Good short primary text(s) for reflections on the end of Soviet Union / culture?

Valentino, Russell russell-valentino at UIOWA.EDU
Wed Apr 25 18:13:19 UTC 2007


Nicole,

Take a look at the IWP writers' samples for the past few years. Here's
the background:

Every fall between 30 and 40 writers from around the world descend on
Iowa 
City for 10-week residencies at the International Writing Program. While
here they write, translate, do public readings, and create a kind of
writers UN. The program's been around since 1967 and has a long list of
distinguished alumni.

One very nice thing about the program for people who aren't nearby is
that all the writers' bios and bibliographies, as well as samples of
their works, are available on line at the International Writing
Program's website, which is here: http://www.uiowa.edu/~iwp/index.html.

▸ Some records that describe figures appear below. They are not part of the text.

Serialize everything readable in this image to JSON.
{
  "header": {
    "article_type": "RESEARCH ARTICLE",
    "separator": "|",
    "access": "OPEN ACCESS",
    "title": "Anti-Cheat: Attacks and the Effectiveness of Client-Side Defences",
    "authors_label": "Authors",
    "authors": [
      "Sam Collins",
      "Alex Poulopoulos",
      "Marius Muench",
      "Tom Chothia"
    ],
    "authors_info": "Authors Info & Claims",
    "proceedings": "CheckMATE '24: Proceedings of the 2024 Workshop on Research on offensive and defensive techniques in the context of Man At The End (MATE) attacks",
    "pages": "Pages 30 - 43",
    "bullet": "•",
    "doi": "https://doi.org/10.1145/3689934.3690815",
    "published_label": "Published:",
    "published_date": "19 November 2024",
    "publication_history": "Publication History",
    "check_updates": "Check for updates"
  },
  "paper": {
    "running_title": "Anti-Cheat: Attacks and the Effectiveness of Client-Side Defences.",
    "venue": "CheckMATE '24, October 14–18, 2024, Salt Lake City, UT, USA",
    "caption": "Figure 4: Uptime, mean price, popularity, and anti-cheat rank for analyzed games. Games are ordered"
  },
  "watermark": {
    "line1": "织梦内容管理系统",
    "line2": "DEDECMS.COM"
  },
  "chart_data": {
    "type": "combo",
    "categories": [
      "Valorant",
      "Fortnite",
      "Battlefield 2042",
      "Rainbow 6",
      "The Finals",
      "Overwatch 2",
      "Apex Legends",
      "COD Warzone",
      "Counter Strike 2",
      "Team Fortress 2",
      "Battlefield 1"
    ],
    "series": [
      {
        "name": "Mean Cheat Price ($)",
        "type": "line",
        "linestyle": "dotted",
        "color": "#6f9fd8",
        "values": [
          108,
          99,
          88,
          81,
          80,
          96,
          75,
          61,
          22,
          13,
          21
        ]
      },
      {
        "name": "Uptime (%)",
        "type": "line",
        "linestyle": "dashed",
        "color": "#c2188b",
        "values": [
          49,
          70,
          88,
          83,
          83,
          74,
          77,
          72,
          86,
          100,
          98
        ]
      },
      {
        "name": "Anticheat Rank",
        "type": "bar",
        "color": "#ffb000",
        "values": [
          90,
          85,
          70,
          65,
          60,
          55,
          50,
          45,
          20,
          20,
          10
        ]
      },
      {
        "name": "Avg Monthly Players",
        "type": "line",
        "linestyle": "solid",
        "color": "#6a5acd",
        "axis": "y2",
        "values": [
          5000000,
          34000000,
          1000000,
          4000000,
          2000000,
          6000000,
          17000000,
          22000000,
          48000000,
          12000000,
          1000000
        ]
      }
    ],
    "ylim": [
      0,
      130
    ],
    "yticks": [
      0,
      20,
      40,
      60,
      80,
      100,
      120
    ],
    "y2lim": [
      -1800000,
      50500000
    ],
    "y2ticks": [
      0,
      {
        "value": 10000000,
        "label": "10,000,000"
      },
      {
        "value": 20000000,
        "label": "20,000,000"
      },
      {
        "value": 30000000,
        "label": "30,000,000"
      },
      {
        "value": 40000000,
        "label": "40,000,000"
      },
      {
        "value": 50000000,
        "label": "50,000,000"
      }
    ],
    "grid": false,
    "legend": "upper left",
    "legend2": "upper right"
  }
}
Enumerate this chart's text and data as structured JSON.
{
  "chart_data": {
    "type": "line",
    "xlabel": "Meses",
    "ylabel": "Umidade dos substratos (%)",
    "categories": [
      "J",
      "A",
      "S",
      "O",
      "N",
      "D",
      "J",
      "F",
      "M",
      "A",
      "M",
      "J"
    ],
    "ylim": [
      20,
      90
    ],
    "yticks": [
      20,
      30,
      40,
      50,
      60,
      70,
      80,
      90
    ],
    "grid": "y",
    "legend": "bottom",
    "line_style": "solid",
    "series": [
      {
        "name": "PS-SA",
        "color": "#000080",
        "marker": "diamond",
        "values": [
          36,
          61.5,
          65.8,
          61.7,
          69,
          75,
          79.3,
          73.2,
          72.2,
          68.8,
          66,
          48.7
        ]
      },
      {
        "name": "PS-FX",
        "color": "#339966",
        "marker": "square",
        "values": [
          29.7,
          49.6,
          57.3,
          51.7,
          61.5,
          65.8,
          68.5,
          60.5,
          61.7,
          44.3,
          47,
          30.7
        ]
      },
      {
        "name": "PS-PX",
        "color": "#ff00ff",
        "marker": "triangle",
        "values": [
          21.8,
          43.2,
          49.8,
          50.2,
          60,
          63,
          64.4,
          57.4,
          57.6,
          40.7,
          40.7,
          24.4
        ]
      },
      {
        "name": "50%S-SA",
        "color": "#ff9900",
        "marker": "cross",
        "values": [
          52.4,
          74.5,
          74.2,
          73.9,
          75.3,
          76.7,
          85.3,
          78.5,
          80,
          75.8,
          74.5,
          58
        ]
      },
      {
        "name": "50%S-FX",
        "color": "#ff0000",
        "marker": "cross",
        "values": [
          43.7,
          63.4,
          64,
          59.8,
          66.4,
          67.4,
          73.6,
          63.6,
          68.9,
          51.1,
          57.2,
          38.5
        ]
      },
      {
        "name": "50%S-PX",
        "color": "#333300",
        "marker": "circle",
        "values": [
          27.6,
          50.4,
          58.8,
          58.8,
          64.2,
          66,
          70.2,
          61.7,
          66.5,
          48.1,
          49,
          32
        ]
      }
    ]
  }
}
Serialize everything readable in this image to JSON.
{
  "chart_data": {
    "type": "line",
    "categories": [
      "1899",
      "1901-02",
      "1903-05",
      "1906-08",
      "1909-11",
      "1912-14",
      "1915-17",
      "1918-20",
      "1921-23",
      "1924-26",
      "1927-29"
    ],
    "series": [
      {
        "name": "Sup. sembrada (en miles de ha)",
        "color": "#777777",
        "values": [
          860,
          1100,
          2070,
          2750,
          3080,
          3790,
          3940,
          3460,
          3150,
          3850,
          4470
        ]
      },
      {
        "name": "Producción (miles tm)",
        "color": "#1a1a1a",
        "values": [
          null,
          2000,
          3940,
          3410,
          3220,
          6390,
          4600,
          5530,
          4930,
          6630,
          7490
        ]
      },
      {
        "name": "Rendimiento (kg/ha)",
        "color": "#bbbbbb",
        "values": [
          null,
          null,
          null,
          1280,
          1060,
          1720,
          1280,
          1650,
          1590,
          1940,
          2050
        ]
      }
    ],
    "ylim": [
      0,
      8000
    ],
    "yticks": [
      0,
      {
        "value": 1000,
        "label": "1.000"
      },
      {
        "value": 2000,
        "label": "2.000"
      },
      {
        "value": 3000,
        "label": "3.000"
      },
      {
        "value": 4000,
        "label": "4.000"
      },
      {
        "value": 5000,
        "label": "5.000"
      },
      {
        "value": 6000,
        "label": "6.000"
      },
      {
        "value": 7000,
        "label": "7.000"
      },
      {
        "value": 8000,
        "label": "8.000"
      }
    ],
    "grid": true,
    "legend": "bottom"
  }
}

I just looked for the past couple of years to see who's there: Lev
Usyskin, Mikhail Butov, Kseniya Golubovich, Natalya Vorozhbit,
Yekaterina Sadur, Aleksandr Ulanov, Sabit Madaliev, Maxim Kurochkin, and
more. The samples are fairly short and accessible. They often offer
perspectives on post-Soviet transitions.

Good luck with the dreaded week 15.

Russell Valentino


-----Original Message-----
From: SEELANGS: Slavic & East European Languages and Literatures list
[mailto:SEELANGS at BAMA.UA.EDU] On Behalf Of Nicole Monnier
Sent: Wednesday, April 25, 2007 12:37 PM
To: SEELANGS at BAMA.UA.EDU
Subject: [SEELANGS] Good short primary text(s) for reflections on the
end of Soviet Union / culture?

Dear SEELANGStsy,

I've gotten all the way to the last week but one of my 20th century
Russian
& Soviet culture course and haven't the FOGGIEST idea what I should
assign
as a final, primary text reading (or readings) on the end of it all /
the
beginning of it all. We've just done Gorby and are watching Mikhalkov's
egregious (but useful) "Anna from 6 to 18", but I still need something
else
to force my children (mostly uninterested business majors!) to read for
the
last week of the course.

Throughout the course, I've assigned everything from songs, poems, short
stories, manifestoes (artistic / political / whatever), Party
"documents",
images, letters to the editor, essays - which is to say I'm open to any
sort
of "document" as long as it can be considered a "primary" one (that is,
not
scholarly articles).

Not only would I be eternally grateful for good suggestions, but I'll go
so
far as to offer the bribe of a cup of coffee at the next big conference
to
anyone who can supply me with an 11th-hour (or more precisely, week 15!)
text to post hastily upon my electronic reserve page at week's end!